Sunday, November 1, 2015

Repost - anteriorly augmented polyethylene glenoid or posteriorly eccentric humeral head.

One of our regular readers pointed out that the prior post on this topic omitted the great post now added at the end showing the functional result after a posteriorly eccentric humeral head with a ream and run. So here it is again with the case added at the bottom - check it out.

Total shoulder arthroplasty with an augmented component for anterior glenoid bone deficiency.

These authors present 5 patients having total shoulder arthroplasty using an anteriorly augmented glenoid component. The preoperative diagnoses were anterior glenoid erosion in 2 patients, and 1 patient each with malunited glenoid fracture, nonunited glenoid fracture, and post-traumatic arthritis. The mean age at the time of surgery was 67.4 years (range, 53-75 years).

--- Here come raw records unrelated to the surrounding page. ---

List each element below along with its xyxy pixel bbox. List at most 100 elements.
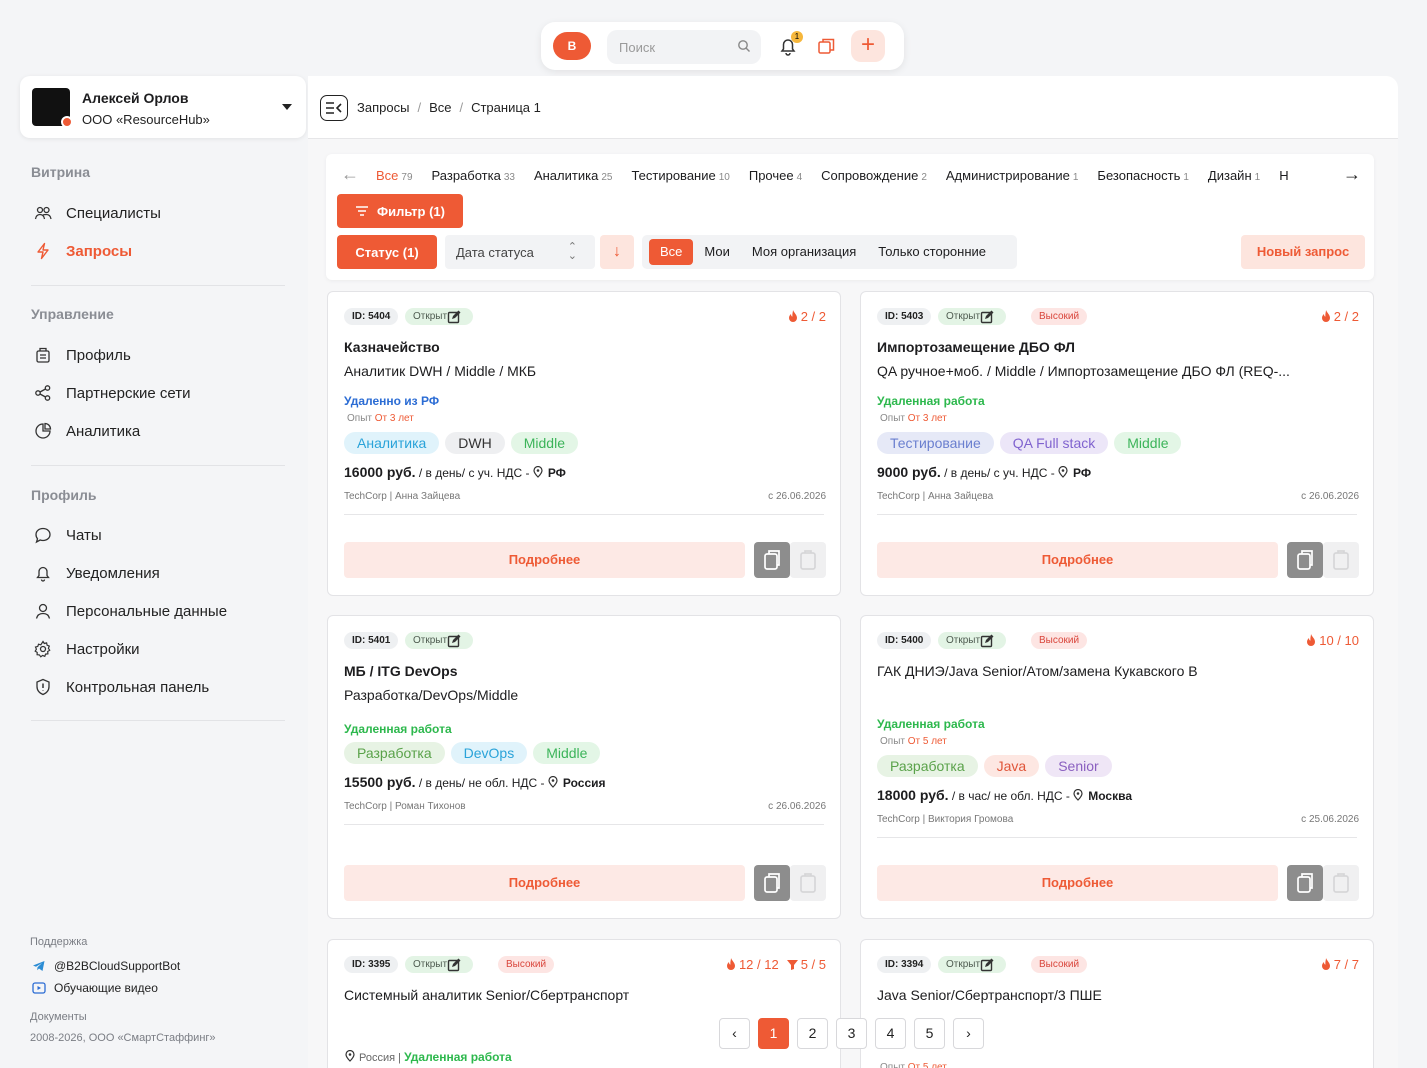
- lightning-icon: [37, 242, 49, 260]
- collapse-sidebar-button[interactable]: [320, 95, 348, 121]
- support-bot-link[interactable]: @B2BCloudSupportBot: [32, 959, 180, 973]
- segment-my-org[interactable]: Моя организация: [741, 239, 867, 265]
- details-button[interactable]: Подробнее: [877, 865, 1278, 901]
- chevron-down-icon[interactable]: [282, 104, 292, 110]
- breadcrumb-all[interactable]: Все: [429, 100, 451, 115]
- sidebar-item-requests[interactable]: Запросы: [34, 239, 132, 263]
- tabs-next-arrow-icon[interactable]: →: [1343, 164, 1361, 185]
- paste-icon: [800, 550, 816, 570]
- add-button[interactable]: +: [851, 30, 885, 62]
- app-logo[interactable]: B: [553, 32, 591, 60]
- copy-icon: [1297, 550, 1313, 570]
- tab-category[interactable]: Дизайн 1: [1208, 168, 1260, 183]
- paste-button[interactable]: [790, 542, 826, 578]
- details-button[interactable]: Подробнее: [344, 542, 745, 578]
- chevron-updown-icon: ⌃ ⌄: [567, 241, 577, 262]
- tab-category[interactable]: Тестирование 10: [631, 168, 729, 183]
- support-bot-label: @B2BCloudSupportBot: [54, 959, 181, 973]
- tab-category[interactable]: Разработка 33: [432, 168, 515, 183]
- request-subtitle[interactable]: Разработка/DevOps/Middle: [344, 687, 834, 703]
- breadcrumb-requests[interactable]: Запросы: [357, 100, 409, 115]
- response-counter: 10 / 10: [1306, 633, 1359, 648]
- sidebar-item-label: Партнерские сети: [66, 384, 191, 402]
- filter-button[interactable]: Фильтр (1): [337, 194, 463, 228]
- tab-category[interactable]: Все 79: [376, 168, 413, 183]
- tutorial-videos-link[interactable]: Обучающие видео: [32, 981, 158, 995]
- copy-button[interactable]: [754, 865, 790, 901]
- copy-button[interactable]: [754, 542, 790, 578]
- request-subtitle[interactable]: Системный аналитик Senior/Сбертранспорт: [344, 987, 834, 1003]
- search-box[interactable]: [607, 30, 761, 64]
- location-pin-icon: [1073, 788, 1083, 803]
- tab-category[interactable]: Администрирование 1: [946, 168, 1079, 183]
- request-title[interactable]: МБ / ITG DevOps: [344, 663, 458, 679]
- request-subtitle[interactable]: Java Senior/Сбертранспорт/3 ПШЕ: [877, 987, 1367, 1003]
- sidebar-item-chats[interactable]: Чаты: [34, 523, 102, 547]
- tab-category[interactable]: Аналитика 25: [534, 168, 612, 183]
- location-row: Россия | Удаленная работа: [345, 1049, 512, 1064]
- sidebar-item-control-panel[interactable]: Контрольная панель: [34, 675, 209, 699]
- rate-amount: 15500 руб.: [344, 774, 416, 790]
- paste-button[interactable]: [1323, 542, 1359, 578]
- experience-value: От 5 лет: [907, 736, 947, 747]
- status-filter-button[interactable]: Статус (1): [337, 235, 437, 269]
- copy-icon: [764, 873, 780, 893]
- request-id-tag: ID: 5404: [344, 308, 399, 325]
- paste-button[interactable]: [790, 865, 826, 901]
- sidebar-item-specialists[interactable]: Специалисты: [34, 201, 161, 225]
- copy-button[interactable]: [1287, 865, 1323, 901]
- page-button[interactable]: 4: [875, 1018, 906, 1049]
- rate-country: Россия: [562, 776, 606, 790]
- skill-chips: Аналитика DWH Middle: [344, 432, 578, 454]
- tab-category[interactable]: Прочее 4: [749, 168, 802, 183]
- request-id-tag: ID: 3395: [344, 956, 399, 973]
- documents-link[interactable]: Документы: [30, 1011, 87, 1023]
- sidebar-item-profile[interactable]: Профиль: [34, 343, 131, 367]
- page-prev-button[interactable]: ‹: [719, 1018, 750, 1049]
- experience-value: От 5 лет: [907, 1062, 947, 1068]
- tab-category[interactable]: Безопасность 1: [1097, 168, 1189, 183]
- windows-icon[interactable]: [815, 35, 837, 57]
- sidebar-item-settings[interactable]: Настройки: [34, 637, 140, 661]
- segment-mine[interactable]: Мои: [693, 239, 740, 265]
- people-icon: [34, 206, 52, 220]
- user-card[interactable]: Алексей Орлов ООО «ResourceHub»: [20, 76, 306, 138]
- page-button[interactable]: 3: [836, 1018, 867, 1049]
- search-icon[interactable]: [737, 39, 751, 53]
- skill-chip: Middle: [533, 742, 601, 764]
- paste-button[interactable]: [1323, 865, 1359, 901]
- search-input[interactable]: [607, 30, 727, 64]
- share-icon: [35, 385, 51, 401]
- page-button[interactable]: 5: [914, 1018, 945, 1049]
- segment-third-party[interactable]: Только сторонние: [867, 239, 997, 265]
- tabs-prev-arrow-icon[interactable]: ←: [341, 164, 359, 185]
- sidebar-item-notifications[interactable]: Уведомления: [34, 561, 160, 585]
- page-next-button[interactable]: ›: [953, 1018, 984, 1049]
- status-tag-label: Открыт: [413, 311, 448, 322]
- request-subtitle[interactable]: Аналитик DWH / Middle / МКБ: [344, 363, 834, 379]
- skill-chip: Разработка: [877, 755, 978, 777]
- date-status-select[interactable]: Дата статуса ⌃ ⌄: [445, 235, 595, 269]
- contact-name: Анна Зайцева: [927, 491, 994, 502]
- details-button[interactable]: Подробнее: [344, 865, 745, 901]
- sidebar-item-analytics[interactable]: Аналитика: [34, 419, 140, 443]
- request-title[interactable]: Импортозамещение ДБО ФЛ: [877, 339, 1075, 355]
- page-button[interactable]: 2: [797, 1018, 828, 1049]
- new-request-button[interactable]: Новый запрос: [1241, 235, 1365, 269]
- tab-category[interactable]: Н: [1279, 168, 1291, 183]
- request-title[interactable]: Казначейство: [344, 339, 440, 355]
- sidebar-item-personal-data[interactable]: Персональные данные: [34, 599, 227, 623]
- segment-all[interactable]: Все: [649, 239, 694, 265]
- tab-count: 33: [503, 172, 515, 183]
- request-subtitle[interactable]: ГАК ДНИЭ/Java Senior/Атом/замена Кукавск…: [877, 663, 1367, 679]
- tab-category[interactable]: Сопровождение 2: [821, 168, 927, 183]
- sidebar-item-partner-networks[interactable]: Партнерские сети: [34, 381, 191, 405]
- request-subtitle[interactable]: QA ручное+моб. / Middle / Импортозамещен…: [877, 363, 1367, 379]
- sort-direction-button[interactable]: ↓: [600, 235, 634, 269]
- divider: [344, 824, 824, 825]
- work-location: Удаленная работа: [877, 394, 985, 408]
- page-button[interactable]: 1: [758, 1018, 789, 1049]
- details-button[interactable]: Подробнее: [877, 542, 1278, 578]
- sidebar-item-label: Уведомления: [66, 564, 160, 582]
- copy-button[interactable]: [1287, 542, 1323, 578]
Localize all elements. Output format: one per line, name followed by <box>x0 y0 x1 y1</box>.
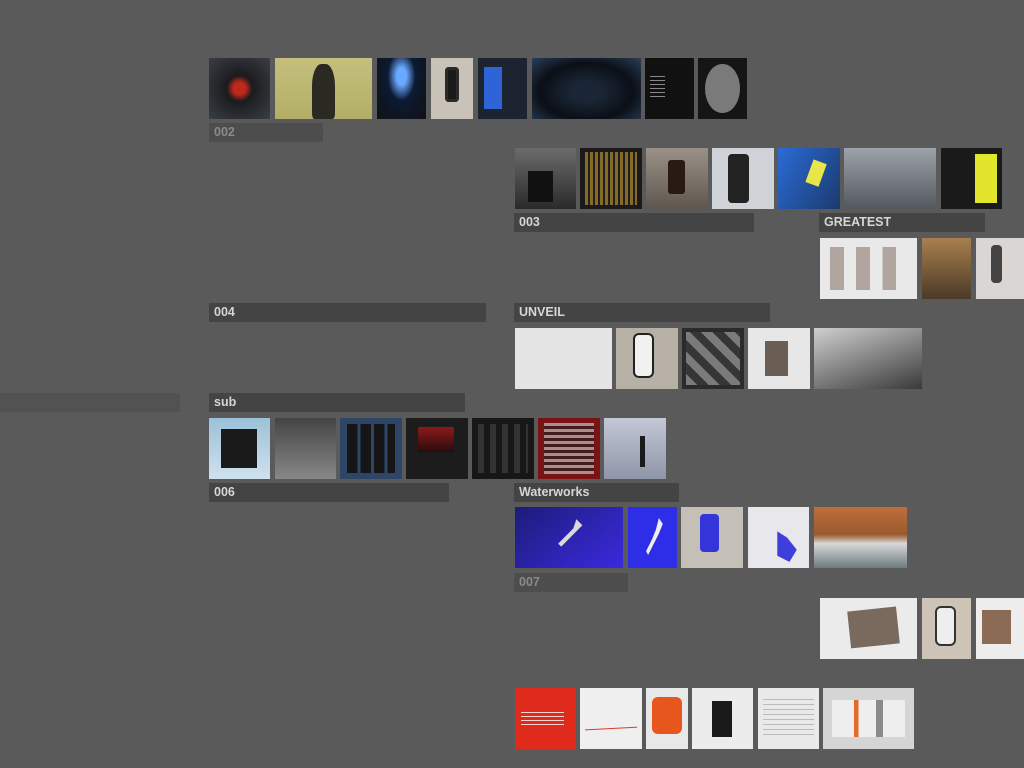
project-thumbnail[interactable] <box>209 418 270 479</box>
project-thumbnail[interactable] <box>532 58 641 119</box>
project-thumbnail[interactable] <box>823 688 914 749</box>
project-thumbnail[interactable] <box>758 688 819 749</box>
project-label-greatest[interactable]: GREATEST <box>819 213 985 232</box>
project-thumbnail[interactable] <box>406 418 468 479</box>
project-thumbnail[interactable] <box>515 328 612 389</box>
offscreen-label-bar[interactable] <box>0 393 180 412</box>
project-thumbnail[interactable] <box>814 328 922 389</box>
project-thumbnail[interactable] <box>820 598 917 659</box>
project-thumbnail[interactable] <box>377 58 426 119</box>
project-thumbnail[interactable] <box>692 688 753 749</box>
project-thumbnail[interactable] <box>538 418 600 479</box>
project-thumbnail[interactable] <box>698 58 747 119</box>
project-thumbnail[interactable] <box>340 418 402 479</box>
project-thumbnail[interactable] <box>209 58 270 119</box>
project-label-007[interactable]: 007 <box>514 573 628 592</box>
project-thumbnail[interactable] <box>604 418 666 479</box>
project-label-004[interactable]: 004 <box>209 303 486 322</box>
project-thumbnail[interactable] <box>941 148 1002 209</box>
project-thumbnail[interactable] <box>682 328 744 389</box>
project-thumbnail[interactable] <box>922 598 971 659</box>
project-label-unveil[interactable]: UNVEIL <box>514 303 770 322</box>
project-label-sub[interactable]: sub <box>209 393 465 412</box>
project-thumbnail[interactable] <box>275 58 372 119</box>
project-thumbnail[interactable] <box>712 148 774 209</box>
project-canvas[interactable]: 002 003 GREATEST 004 UNVEIL sub 006 Wate… <box>0 0 1024 768</box>
project-label-002[interactable]: 002 <box>209 123 323 142</box>
project-thumbnail[interactable] <box>275 418 336 479</box>
project-label-waterworks[interactable]: Waterworks <box>514 483 679 502</box>
project-thumbnail[interactable] <box>976 238 1024 299</box>
project-thumbnail[interactable] <box>478 58 527 119</box>
project-label-003[interactable]: 003 <box>514 213 754 232</box>
project-thumbnail[interactable] <box>844 148 936 209</box>
project-thumbnail[interactable] <box>431 58 473 119</box>
project-label-faded[interactable] <box>514 123 634 142</box>
project-thumbnail[interactable] <box>580 148 642 209</box>
project-thumbnail[interactable] <box>976 598 1024 659</box>
project-thumbnail[interactable] <box>580 688 642 749</box>
project-thumbnail[interactable] <box>681 507 743 568</box>
project-thumbnail[interactable] <box>646 688 688 749</box>
project-thumbnail[interactable] <box>646 148 708 209</box>
project-label-006[interactable]: 006 <box>209 483 449 502</box>
project-thumbnail[interactable] <box>748 507 809 568</box>
project-thumbnail[interactable] <box>922 238 971 299</box>
project-thumbnail[interactable] <box>748 328 810 389</box>
project-thumbnail[interactable] <box>515 507 623 568</box>
project-thumbnail[interactable] <box>616 328 678 389</box>
project-thumbnail[interactable] <box>472 418 534 479</box>
project-thumbnail[interactable] <box>814 507 907 568</box>
project-thumbnail[interactable] <box>515 688 576 749</box>
project-thumbnail[interactable] <box>515 148 576 209</box>
project-thumbnail[interactable] <box>778 148 840 209</box>
project-thumbnail[interactable] <box>645 58 694 119</box>
project-thumbnail[interactable] <box>820 238 917 299</box>
project-thumbnail[interactable] <box>628 507 677 568</box>
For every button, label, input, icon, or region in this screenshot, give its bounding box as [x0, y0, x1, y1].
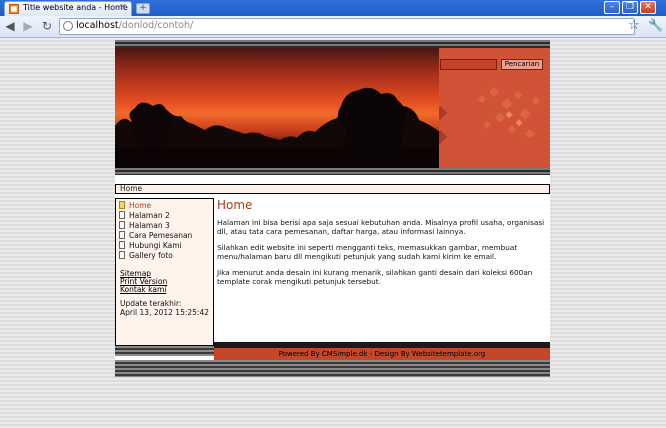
sidebar-bottom-stripes	[115, 346, 214, 356]
website-container: Pencarian Home Home Halaman 2 Halaman 3 …	[115, 40, 550, 377]
favicon-icon: ■	[9, 4, 19, 14]
page-icon	[119, 251, 125, 259]
header-banner: Pencarian	[115, 40, 550, 175]
search-input[interactable]	[440, 59, 497, 70]
sidebar-item-halaman-2[interactable]: Halaman 2	[119, 211, 170, 221]
url-text: localhost/donlod/contoh/	[76, 20, 193, 31]
tab-title: Title website anda - Home	[23, 3, 128, 12]
page-icon	[119, 241, 125, 249]
sidebar-item-label: Hubungi Kami	[129, 241, 182, 250]
bookmark-star-icon[interactable]: ☆	[628, 18, 640, 33]
url-host: localhost	[76, 20, 119, 31]
sidebar-item-label: Halaman 2	[129, 211, 170, 220]
back-icon[interactable]: ◀	[3, 19, 17, 33]
browser-tab[interactable]: ■ Title website anda - Home ×	[4, 1, 132, 16]
content-paragraph-2: Silahkan edit website ini seperti mengga…	[217, 243, 518, 261]
footer: Powered By CMSimple.dk - Design By Websi…	[214, 348, 550, 360]
tab-close-icon[interactable]: ×	[119, 2, 127, 12]
update-label: Update terakhir:	[120, 299, 182, 308]
content-paragraph-1: Halaman ini bisa berisi apa saja sesuai …	[217, 218, 545, 236]
update-value: April 13, 2012 15:25:42	[120, 308, 209, 317]
sidebar-item-halaman-3[interactable]: Halaman 3	[119, 221, 170, 231]
sidebar-item-home[interactable]: Home	[119, 201, 151, 211]
maximize-icon[interactable]: ❐	[622, 1, 638, 14]
kontak-kami-link[interactable]: Kontak kami	[120, 285, 166, 294]
browser-toolbar: ◀ ▶ ↻ localhost/donlod/contoh/ ☆ 🔧	[0, 16, 666, 38]
sidebar-item-label: Cara Pemesanan	[129, 231, 193, 240]
page-icon	[119, 231, 125, 239]
page-viewport: Pencarian Home Home Halaman 2 Halaman 3 …	[0, 38, 666, 428]
sidebar-item-label: Gallery foto	[129, 251, 173, 260]
sidebar-item-hubungi-kami[interactable]: Hubungi Kami	[119, 241, 182, 251]
wrench-icon[interactable]: 🔧	[648, 18, 663, 32]
sunset-photo	[115, 48, 440, 168]
title-bar: ■ Title website anda - Home × + – ❐ ✕	[0, 0, 666, 16]
new-tab-button[interactable]: +	[136, 3, 150, 14]
globe-icon	[63, 21, 73, 31]
breadcrumb: Home	[115, 184, 550, 194]
content-paragraph-3: Jika menurut anda desain ini kurang mena…	[217, 268, 533, 286]
url-path: /donlod/contoh/	[118, 20, 194, 31]
minimize-icon[interactable]: –	[604, 1, 620, 14]
search-button[interactable]: Pencarian	[501, 59, 543, 70]
reload-icon[interactable]: ↻	[40, 19, 54, 33]
sidebar: Home Halaman 2 Halaman 3 Cara Pemesanan …	[115, 198, 214, 346]
forward-icon[interactable]: ▶	[21, 19, 35, 33]
sidebar-item-label: Home	[129, 201, 152, 210]
page-icon	[119, 211, 125, 219]
address-bar[interactable]: localhost/donlod/contoh/	[59, 18, 635, 35]
close-icon[interactable]: ✕	[640, 1, 656, 14]
sidebar-item-label: Halaman 3	[129, 221, 170, 230]
page-title: Home	[217, 198, 253, 212]
sidebar-item-cara-pemesanan[interactable]: Cara Pemesanan	[119, 231, 192, 241]
sidebar-item-gallery-foto[interactable]: Gallery foto	[119, 251, 173, 261]
page-icon	[119, 221, 125, 229]
page-icon	[119, 201, 125, 209]
footer-stripes	[115, 360, 550, 377]
tree-silhouette	[115, 87, 440, 168]
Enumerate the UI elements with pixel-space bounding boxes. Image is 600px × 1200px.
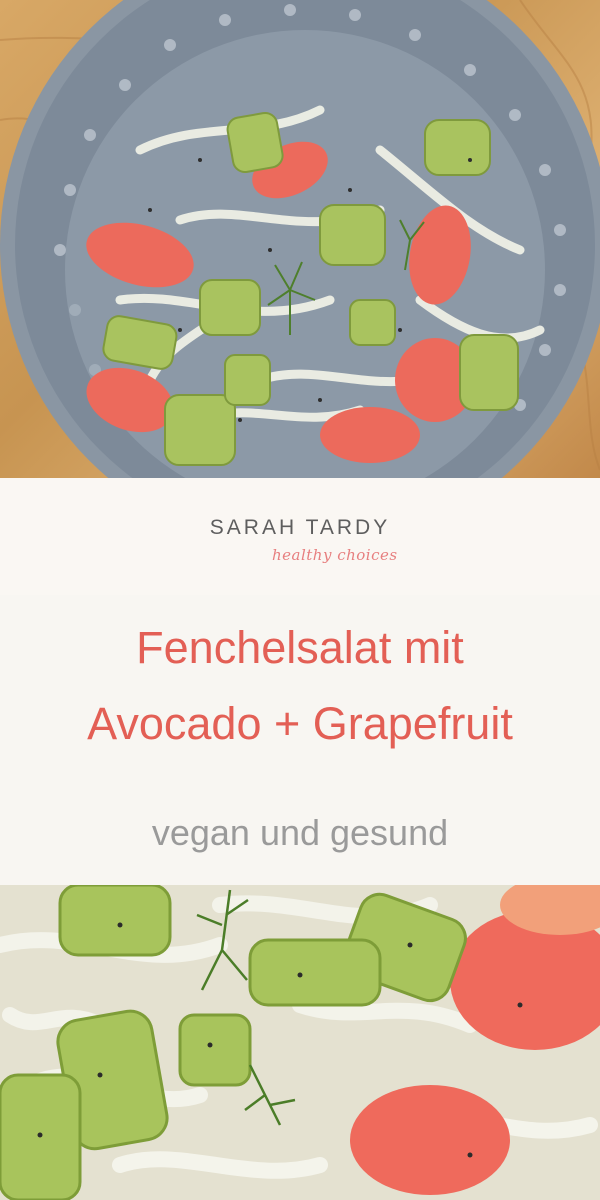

At an average of 33.2 months (range, 21.9-43.2 months) after surgery no patient had demonstrated radiographic or clinical signs of glenoid component loosening or instability. 

Comment: Anterior glenoid erosion predisposes the shoulder to anterior instability. As shown in this figure from the paper, it can usually be identified on a standardized axillary x-ray.
These authors have reported the use of an augmented glenoid component in the management of five such shoulders with durable results.

An alternative approach is to use a posteriorly eccentric humeral head component with a standard glenoid component accepting the glenoid anteversion as shown in the case below. This approach preserves the maximal amount of glenoid bone stock.

The posteriorly eccentric humeral head component has also improved useful in the management of failed arthroplasty with anterior glenoid bone deficiency, again accepting the anteversion of the glenoid.

The posteriorly eccentric humeral head can also manage post traumatic deformity in which the head is posteriorly malunited.